X
Tech

Intel branches out from the Core

Chip giant hopes to put the pressure back on AMD by moving more quickly than it did in the past.
Written by Tom Krazit, Contributor

HILLSBORO, Ore.--Intel's chips may not run as fast as they once did, but the company's designers and manufacturing engineers are moving at the speed of light.

"We'll just have to work faster, I guess," Mark Bohr, an Intel senior fellow and director of process technology development, said when asked about the aggressive schedule set by Intel CEO Paul Otellini last month. Intel now plans to introduce new chip architectures every two years. Intel's Woodcrest server chip will arrive next month as the first chip based on the Core architecture, which is the first top-to-bottom overhaul of the chipmaker's design blueprint in six years.

Intel hopes to put the pressure back on Advanced Micro Devices by moving more quickly than it did in the past, though it's not likely to reinvent the wheel every two years, Intel's senior chip designers said in briefings Monday at the company's development facilities outside Portland.

Intel's server group was caught moving in the wrong direction several years ago, as AMD proved that server customers wanted to head to 64-bits on the familiar x86 instruction set, not on the brand new one found in the Itanium processor. AMD's Opteron chip also was a hit with its integrated memory controller, Hypertransport interconnects and better power consumption figures. The on-chip memory controller swept data from memory into the processor much faster than Intel's Xeon chip, and the fast chip-to-chip interconnects left AMD better prepared for the arrival of dual-core designs.

As a result, AMD, virtually nonexistent in the server rooms of major companies three years ago, has steadily gained market share among server customers. Even longtime Intel stalwart Dell has announced plans to carry a server based on Opteron. Intel has a two-pronged plan for winning those customers back: first improve the energy efficiency of its processors, then look at ways to relieve the load on its front-side bus design.

Woodcrest and the Core processors represent a significant enhancement in energy-efficient designs from Intel, said Stephen Pawlowski, an Intel senior fellow and director of architecture and planning. A chip's clock speed usually indicates its power consumption, but Woodcrest, at 3GHz, its expected launch speed, will consume 35 percent less power than a current Xeon chip running at 2.8GHz, Intel said in March.

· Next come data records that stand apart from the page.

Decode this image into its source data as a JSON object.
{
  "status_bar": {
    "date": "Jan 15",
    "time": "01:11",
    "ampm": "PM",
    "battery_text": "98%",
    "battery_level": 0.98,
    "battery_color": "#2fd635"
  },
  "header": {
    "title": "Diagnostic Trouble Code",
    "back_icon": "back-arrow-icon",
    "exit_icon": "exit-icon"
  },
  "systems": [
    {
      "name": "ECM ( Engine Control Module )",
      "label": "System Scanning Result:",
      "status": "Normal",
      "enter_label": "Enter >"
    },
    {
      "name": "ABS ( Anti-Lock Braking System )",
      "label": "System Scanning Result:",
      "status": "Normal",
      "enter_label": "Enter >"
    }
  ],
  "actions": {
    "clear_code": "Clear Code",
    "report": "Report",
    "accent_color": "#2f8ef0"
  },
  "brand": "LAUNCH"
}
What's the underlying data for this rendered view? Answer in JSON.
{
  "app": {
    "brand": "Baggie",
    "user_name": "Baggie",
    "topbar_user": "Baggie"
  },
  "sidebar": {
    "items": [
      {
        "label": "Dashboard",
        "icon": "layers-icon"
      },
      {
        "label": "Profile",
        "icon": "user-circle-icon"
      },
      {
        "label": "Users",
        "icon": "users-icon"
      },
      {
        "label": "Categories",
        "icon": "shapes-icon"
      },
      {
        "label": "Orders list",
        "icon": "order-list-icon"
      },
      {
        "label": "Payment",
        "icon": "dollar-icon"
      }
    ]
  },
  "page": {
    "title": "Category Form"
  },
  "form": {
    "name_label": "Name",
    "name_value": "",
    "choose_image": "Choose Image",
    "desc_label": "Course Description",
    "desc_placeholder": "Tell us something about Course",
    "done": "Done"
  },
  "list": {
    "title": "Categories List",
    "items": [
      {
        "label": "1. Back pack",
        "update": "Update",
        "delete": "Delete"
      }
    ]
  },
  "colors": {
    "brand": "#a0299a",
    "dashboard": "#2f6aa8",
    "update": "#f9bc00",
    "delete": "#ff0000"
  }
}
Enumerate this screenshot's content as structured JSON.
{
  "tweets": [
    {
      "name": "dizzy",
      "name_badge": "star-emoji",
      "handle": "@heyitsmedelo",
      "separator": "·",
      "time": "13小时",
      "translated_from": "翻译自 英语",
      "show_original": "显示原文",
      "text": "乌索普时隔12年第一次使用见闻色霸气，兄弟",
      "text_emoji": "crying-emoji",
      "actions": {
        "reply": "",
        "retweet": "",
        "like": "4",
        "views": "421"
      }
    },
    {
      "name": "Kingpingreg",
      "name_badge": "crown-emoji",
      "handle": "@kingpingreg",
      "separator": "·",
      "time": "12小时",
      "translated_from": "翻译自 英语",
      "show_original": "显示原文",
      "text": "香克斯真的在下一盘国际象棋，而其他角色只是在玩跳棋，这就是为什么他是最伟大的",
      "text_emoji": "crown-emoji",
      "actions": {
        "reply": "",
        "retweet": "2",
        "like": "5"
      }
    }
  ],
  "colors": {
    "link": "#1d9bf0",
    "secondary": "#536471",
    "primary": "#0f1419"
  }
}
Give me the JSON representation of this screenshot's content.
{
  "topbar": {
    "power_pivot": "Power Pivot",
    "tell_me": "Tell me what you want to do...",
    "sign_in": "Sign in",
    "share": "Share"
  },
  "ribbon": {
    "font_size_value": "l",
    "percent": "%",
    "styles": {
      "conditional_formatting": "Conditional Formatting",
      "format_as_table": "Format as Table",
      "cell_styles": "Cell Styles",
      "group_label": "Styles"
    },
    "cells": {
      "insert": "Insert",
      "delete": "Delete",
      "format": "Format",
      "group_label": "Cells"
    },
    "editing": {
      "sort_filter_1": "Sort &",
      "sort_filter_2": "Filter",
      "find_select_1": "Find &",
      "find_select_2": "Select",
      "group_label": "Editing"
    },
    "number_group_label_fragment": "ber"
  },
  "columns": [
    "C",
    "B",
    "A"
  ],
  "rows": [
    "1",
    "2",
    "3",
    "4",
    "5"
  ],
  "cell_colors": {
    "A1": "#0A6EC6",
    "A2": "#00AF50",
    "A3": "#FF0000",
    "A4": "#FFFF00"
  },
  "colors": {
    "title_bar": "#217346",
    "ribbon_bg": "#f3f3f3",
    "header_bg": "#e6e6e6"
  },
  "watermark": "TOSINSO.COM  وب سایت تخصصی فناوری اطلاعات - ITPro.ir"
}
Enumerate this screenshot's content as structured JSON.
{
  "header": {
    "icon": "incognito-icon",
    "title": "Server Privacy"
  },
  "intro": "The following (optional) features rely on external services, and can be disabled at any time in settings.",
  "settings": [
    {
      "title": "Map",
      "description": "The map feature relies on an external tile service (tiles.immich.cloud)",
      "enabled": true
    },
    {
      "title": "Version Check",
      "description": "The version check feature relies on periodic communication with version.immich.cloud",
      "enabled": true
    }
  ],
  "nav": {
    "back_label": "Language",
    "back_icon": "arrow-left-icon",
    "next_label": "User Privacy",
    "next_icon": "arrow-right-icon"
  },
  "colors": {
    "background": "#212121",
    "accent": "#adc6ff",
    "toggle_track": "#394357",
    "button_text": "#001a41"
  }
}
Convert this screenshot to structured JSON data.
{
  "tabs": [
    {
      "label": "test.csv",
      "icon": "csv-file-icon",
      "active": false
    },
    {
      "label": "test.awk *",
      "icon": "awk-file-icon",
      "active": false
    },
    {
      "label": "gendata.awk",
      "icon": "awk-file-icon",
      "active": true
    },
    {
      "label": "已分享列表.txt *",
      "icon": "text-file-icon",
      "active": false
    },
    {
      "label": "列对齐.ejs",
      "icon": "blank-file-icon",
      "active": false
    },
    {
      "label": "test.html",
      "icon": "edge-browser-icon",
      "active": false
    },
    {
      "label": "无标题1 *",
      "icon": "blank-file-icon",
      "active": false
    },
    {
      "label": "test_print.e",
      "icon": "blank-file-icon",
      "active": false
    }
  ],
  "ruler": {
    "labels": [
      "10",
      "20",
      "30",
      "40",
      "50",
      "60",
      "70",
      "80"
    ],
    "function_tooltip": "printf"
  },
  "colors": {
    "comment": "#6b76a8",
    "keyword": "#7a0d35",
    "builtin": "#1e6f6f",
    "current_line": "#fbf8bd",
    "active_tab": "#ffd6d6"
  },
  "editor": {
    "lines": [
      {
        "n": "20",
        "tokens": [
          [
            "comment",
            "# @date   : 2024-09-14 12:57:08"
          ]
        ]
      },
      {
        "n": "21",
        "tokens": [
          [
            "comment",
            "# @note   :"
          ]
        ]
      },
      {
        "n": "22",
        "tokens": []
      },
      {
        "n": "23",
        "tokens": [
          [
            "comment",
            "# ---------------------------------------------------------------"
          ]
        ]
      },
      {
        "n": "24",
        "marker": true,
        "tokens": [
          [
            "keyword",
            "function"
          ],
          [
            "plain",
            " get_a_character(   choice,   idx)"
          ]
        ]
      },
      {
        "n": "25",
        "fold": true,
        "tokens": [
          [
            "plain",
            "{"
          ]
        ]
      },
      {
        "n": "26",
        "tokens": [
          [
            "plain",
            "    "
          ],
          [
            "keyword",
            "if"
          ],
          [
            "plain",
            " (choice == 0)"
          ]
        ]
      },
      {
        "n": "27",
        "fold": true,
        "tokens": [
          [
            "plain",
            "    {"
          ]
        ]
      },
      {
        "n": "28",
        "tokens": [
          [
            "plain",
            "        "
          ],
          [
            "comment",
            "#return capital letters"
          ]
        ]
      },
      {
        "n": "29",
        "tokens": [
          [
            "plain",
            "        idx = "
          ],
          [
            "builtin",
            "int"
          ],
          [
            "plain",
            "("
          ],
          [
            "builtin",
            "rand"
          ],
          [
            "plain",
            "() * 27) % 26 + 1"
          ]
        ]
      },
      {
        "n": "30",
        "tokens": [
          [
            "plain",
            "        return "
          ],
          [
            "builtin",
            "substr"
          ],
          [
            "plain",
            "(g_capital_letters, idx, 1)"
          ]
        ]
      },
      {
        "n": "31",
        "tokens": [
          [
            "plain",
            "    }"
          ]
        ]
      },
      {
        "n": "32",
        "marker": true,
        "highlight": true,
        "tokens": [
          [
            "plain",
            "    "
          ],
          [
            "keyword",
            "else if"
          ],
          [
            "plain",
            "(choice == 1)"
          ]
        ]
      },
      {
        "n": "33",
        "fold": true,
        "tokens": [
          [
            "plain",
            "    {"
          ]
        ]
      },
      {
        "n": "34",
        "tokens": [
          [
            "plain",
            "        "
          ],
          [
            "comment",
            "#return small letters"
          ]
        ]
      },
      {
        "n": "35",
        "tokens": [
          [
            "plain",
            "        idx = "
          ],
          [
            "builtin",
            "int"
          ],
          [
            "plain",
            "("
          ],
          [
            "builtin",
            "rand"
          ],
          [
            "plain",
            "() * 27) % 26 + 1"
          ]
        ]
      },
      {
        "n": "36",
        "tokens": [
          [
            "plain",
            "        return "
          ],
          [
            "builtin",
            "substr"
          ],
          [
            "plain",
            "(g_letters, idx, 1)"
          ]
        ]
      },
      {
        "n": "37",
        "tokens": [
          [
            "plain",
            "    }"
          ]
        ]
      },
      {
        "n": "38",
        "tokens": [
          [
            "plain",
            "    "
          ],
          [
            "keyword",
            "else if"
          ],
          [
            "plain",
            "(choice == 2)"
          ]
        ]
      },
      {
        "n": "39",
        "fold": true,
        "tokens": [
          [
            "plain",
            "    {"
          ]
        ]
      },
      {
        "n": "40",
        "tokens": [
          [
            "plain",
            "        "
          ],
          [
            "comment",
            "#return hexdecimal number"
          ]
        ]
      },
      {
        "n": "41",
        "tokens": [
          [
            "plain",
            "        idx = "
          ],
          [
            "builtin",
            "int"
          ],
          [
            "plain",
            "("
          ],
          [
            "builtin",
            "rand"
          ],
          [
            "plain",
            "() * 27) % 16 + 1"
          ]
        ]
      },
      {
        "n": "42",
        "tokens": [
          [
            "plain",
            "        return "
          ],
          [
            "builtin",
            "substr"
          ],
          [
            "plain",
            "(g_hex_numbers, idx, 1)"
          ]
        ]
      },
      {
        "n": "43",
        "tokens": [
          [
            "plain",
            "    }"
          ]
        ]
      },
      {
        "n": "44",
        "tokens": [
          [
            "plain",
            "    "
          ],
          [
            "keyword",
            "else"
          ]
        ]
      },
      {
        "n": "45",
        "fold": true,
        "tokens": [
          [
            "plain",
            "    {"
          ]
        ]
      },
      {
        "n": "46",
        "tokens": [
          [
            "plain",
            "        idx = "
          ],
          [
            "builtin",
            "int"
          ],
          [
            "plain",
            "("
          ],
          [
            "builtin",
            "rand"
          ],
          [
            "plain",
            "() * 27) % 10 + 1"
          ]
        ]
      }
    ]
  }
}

But Intel also plans to sell the Woodcrest chips based on the power the entire system pulls from a wall socket, Pawlowski said. Intel and its partners will help customers measure how much power their servers are taking from the electrical grid rather than how much power the processor consumes, he said.

Step two in the long-term plan is to find a way to relieve pressure on the front-side bus that Intel's chips use to ferry data from memory to the processor, Pawlowski said. Intel has taken hits from the analyst community over its reluctance to integrate the memory controller as AMD has done. Intel prefers to manage that connection through a connection on the processor's chipset, which can't run as fast as the processor itself but makes it easier to handle changes in memory technologies.

Pawlowski, who helped design Intel's implementation of the front-side bus, admitted that Intel has gotten far more mileage out of the design than he ever thought possible. It's been effective to this point because the company has been able to steadily increase the speed of the bus, but the design becomes a problem in systems using multiple processors with multiple cores, all fighting for access to the memory down the same single path, he said.

"If you're going to have multiple processors in a system, you need to take the load off the bus," Pawlowski said. There are a few different ways Intel can accomplish this in future architectures. It's unlikely to integrate the memory controller anytime soon, but the company is looking into building multiple connection paths onto future chips so they can share data among themselves, he said.

Pawlowski declined to lay out a specific time frame or plan for this architecture, noting that Intel is constantly evaluating different designs. At one point, Intel had been expected to introduce this design in 2007 alongside plans to build a chipset that could be used for both Xeon and Itanium processors. But that project was delayed last year, and it's not clear when exactly it will re-enter the road map.

Analysts and customers are wondering how severe the effect of future changes will be on Intel's chip designers, given the overhaul of the Core architecture. Part of the answer will depend on how much pressure Intel wants to put on the software community, which has to recompile its products for each major change in chip architecture, Pawlowski said.